7. Whether the Administrative Judge's adverse decision is in violation of the Americans with Disabilities Act. Applicant contends the Administrative Judge's adverse decision is in violation of the Americans with Disabilities Act because it discriminates against him solely because he is afflicted with the disease of alcoholism "without having any concrete indication whatsoever that [Applicant is] a security risk."
Applicant's contention lacks merit. First, the Americans with Disabilities Act (ADA) does not apply to these proceedings. The federal government is specifically excluded from the coverage of the ADA by 42 U.S.C. Section 12111(5)(B). Accordingly, a person cannot challenge an action by a federal agency under the ADA. Kemer v. Johnson, 900 F.Supp. 677, 681 (S.D.N.Y. 1995), aff'd mem., 101 F.3d 683 (2d Cir. 1996), cert. denied, 117 S.Ct. 441 (1996). Second, as discussed earlier in this decision, the Administrative Judge did not base his decision on any finding that Applicant is an alcoholic. Rather, the Judge based his decision on Applicant's overall history of alcohol abuse, including Applicant's involvement in several alcohol-related incidents (one of which was Applicant's bomb threat in November 1996). And, as discussed earlier in this decision, Applicant's history of alcohol abuse provides a rational basis for the Judge's adverse security clearance decision.
Applicant has failed to meet his burden of demonstrating error below. Accordingly, the Board affirms the Administrative Judge's July 16, 1999 decision.
Signed: Emilio Jaksetic
Emilio Jaksetic
Administrative Judge
Chairman, Appeal Board
Signed: Michael Y. Ra'anan
Michael Y. Ra'anan
Administrative Judge
Member, Appeal Board
Signed: Jeffrey D. Billett
Jeffrey D. Billett
Administrative Judge
Member, Appeal Board
1. See, e.g., ISCR Case No. 99-0032 (November 10, 1999); ISCR Case No. 99-0040 (October 1, 1999); ISCR Case No. 97-0356 (April 21, 1998).
2. See, e.g., ISCR Case No. 98-0611 (November 1, 1999); ISCR Case No. 98-0395 (June 24, 1999); ISCR Case No. 98-0592 (May 4, 1999).
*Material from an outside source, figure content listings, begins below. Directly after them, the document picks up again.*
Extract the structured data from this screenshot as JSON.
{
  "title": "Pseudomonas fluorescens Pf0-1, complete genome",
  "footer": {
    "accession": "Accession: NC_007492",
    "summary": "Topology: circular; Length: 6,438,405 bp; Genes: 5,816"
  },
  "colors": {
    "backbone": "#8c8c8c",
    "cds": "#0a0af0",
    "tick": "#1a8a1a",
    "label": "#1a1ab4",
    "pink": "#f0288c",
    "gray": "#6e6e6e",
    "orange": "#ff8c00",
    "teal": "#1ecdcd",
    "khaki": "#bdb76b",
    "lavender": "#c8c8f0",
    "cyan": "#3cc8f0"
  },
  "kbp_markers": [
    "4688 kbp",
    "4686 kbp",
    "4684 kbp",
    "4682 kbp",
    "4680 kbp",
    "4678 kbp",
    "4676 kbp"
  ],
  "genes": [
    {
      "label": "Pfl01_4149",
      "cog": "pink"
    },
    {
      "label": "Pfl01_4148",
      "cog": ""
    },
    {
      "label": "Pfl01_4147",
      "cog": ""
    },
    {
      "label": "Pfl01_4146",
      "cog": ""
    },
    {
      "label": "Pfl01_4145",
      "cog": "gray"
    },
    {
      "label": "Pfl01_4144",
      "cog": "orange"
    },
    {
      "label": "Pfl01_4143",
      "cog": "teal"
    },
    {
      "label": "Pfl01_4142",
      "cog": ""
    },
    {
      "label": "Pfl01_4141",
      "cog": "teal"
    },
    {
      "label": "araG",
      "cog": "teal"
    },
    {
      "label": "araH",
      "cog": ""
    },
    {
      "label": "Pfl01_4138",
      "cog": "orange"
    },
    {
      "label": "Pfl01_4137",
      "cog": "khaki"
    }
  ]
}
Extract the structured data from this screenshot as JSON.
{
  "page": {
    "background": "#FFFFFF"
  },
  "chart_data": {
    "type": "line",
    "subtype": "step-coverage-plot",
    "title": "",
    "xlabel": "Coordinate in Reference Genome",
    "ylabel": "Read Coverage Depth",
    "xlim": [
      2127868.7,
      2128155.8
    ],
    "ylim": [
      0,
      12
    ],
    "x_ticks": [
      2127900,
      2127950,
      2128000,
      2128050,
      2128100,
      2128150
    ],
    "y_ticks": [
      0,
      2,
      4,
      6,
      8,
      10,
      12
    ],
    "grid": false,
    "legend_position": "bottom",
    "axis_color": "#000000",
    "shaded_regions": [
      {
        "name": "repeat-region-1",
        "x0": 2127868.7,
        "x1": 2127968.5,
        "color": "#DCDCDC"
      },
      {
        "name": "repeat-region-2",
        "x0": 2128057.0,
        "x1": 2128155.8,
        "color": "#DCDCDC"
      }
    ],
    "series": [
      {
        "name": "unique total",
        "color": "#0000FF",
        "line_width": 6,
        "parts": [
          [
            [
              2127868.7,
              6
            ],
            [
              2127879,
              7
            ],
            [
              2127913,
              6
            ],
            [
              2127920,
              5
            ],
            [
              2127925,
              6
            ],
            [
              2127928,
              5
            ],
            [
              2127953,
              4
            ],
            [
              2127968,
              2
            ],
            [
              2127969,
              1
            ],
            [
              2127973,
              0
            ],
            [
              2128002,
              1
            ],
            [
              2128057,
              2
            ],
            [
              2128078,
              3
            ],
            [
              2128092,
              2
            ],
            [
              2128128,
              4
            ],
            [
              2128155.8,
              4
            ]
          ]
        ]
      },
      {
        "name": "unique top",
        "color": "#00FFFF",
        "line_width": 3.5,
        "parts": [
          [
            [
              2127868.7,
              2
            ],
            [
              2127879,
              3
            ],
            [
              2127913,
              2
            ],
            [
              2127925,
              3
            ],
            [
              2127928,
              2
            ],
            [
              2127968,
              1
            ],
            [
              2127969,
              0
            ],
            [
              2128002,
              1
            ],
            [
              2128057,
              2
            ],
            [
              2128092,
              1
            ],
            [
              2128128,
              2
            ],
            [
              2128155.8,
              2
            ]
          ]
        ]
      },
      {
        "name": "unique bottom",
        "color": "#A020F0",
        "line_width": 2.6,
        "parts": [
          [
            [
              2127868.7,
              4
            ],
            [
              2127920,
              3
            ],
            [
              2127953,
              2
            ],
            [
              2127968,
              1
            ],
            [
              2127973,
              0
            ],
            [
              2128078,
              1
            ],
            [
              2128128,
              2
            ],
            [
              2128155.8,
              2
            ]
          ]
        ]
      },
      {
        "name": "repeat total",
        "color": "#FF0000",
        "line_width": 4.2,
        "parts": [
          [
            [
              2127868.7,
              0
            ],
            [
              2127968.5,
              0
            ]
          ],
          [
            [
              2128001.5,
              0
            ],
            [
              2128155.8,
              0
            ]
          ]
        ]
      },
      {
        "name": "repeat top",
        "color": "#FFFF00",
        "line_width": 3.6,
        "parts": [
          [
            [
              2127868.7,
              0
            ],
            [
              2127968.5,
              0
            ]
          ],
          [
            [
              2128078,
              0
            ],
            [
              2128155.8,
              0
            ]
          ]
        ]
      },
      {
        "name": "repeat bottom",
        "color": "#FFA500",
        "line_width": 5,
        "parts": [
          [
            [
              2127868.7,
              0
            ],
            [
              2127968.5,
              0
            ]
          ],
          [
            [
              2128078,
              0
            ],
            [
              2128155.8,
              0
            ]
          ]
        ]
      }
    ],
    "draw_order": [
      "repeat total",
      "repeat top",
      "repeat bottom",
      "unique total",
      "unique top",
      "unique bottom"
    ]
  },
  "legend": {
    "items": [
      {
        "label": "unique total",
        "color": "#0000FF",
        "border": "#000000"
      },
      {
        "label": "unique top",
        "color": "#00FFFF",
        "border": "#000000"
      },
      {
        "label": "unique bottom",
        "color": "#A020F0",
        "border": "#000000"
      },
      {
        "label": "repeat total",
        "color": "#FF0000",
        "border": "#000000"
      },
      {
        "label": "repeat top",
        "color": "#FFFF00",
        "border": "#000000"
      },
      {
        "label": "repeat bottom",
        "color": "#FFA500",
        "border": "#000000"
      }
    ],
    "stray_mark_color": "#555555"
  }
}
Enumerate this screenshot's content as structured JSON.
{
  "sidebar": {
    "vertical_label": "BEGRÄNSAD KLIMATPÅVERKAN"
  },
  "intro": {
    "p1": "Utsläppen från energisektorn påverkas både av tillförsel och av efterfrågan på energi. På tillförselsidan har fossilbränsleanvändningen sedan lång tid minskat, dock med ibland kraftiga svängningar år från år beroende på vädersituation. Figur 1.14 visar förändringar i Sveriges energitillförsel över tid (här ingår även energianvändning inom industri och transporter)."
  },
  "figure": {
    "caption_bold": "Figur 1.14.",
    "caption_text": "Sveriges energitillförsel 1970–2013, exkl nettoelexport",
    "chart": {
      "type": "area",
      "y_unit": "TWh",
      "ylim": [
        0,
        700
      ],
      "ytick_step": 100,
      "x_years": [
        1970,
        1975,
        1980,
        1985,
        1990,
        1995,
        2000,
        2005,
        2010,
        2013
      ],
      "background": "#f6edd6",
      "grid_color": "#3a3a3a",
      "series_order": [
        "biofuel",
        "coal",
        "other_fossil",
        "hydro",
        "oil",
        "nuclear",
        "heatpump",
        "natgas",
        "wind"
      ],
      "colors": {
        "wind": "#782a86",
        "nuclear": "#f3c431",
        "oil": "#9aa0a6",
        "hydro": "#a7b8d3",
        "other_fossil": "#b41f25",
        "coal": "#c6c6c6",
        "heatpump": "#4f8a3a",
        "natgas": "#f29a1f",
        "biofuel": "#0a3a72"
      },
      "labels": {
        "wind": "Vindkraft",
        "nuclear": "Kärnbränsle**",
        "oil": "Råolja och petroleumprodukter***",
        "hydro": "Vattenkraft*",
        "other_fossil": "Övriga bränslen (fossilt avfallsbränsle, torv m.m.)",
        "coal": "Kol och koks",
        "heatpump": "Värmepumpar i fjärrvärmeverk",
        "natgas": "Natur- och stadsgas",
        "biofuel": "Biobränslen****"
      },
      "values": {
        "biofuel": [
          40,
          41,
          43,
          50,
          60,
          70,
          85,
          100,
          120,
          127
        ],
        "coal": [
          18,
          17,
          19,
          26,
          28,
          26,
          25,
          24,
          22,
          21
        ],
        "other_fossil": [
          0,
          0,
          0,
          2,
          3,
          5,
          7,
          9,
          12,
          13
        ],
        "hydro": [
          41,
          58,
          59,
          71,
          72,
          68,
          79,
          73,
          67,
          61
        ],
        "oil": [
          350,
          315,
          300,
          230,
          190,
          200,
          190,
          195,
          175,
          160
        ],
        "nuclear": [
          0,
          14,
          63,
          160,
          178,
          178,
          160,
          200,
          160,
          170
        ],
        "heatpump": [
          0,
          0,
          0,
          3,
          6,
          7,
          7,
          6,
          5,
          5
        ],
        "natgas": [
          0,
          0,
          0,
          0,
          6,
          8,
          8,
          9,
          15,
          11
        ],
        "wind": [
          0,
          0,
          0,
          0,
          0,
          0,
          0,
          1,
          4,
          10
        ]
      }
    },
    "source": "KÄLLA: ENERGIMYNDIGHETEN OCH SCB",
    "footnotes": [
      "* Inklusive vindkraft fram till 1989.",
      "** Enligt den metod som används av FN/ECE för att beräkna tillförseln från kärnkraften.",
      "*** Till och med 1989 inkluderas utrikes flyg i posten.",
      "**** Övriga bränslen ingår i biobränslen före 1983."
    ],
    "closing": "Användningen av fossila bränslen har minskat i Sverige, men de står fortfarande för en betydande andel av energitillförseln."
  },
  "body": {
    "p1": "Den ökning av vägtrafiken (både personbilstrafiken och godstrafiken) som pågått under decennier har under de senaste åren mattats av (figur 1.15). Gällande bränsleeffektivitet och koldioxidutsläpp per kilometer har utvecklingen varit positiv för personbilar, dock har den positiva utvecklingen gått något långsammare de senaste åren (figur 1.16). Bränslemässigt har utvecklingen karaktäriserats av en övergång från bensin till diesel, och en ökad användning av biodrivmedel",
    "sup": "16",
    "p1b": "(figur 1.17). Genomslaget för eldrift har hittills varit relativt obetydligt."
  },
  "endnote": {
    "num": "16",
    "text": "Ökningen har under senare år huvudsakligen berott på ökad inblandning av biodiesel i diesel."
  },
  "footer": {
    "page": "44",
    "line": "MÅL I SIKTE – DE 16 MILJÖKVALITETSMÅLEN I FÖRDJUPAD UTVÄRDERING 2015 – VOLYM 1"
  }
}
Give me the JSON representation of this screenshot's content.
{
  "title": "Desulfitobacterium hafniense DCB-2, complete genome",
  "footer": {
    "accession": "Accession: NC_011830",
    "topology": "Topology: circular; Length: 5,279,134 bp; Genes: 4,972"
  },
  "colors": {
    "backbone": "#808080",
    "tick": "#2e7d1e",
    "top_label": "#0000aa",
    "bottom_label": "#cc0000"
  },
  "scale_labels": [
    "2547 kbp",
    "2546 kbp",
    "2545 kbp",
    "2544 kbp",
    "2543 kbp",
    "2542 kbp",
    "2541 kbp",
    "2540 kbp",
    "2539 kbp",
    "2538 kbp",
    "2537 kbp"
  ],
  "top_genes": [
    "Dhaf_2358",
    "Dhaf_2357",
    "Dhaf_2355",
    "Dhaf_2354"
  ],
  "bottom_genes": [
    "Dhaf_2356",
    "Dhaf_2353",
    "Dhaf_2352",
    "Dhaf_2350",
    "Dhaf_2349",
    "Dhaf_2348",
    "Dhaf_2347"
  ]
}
3. Department Counsel did not present evidence to show Applicant had been diagnosed as an alcoholic or alcohol dependent person. The Administrative Judge did not find Applicant was an alcoholic or alcohol dependent person. The only references in the record to Applicant's status as an alcoholic or alcohol dependent person come from Applicant himself and one of his character letters.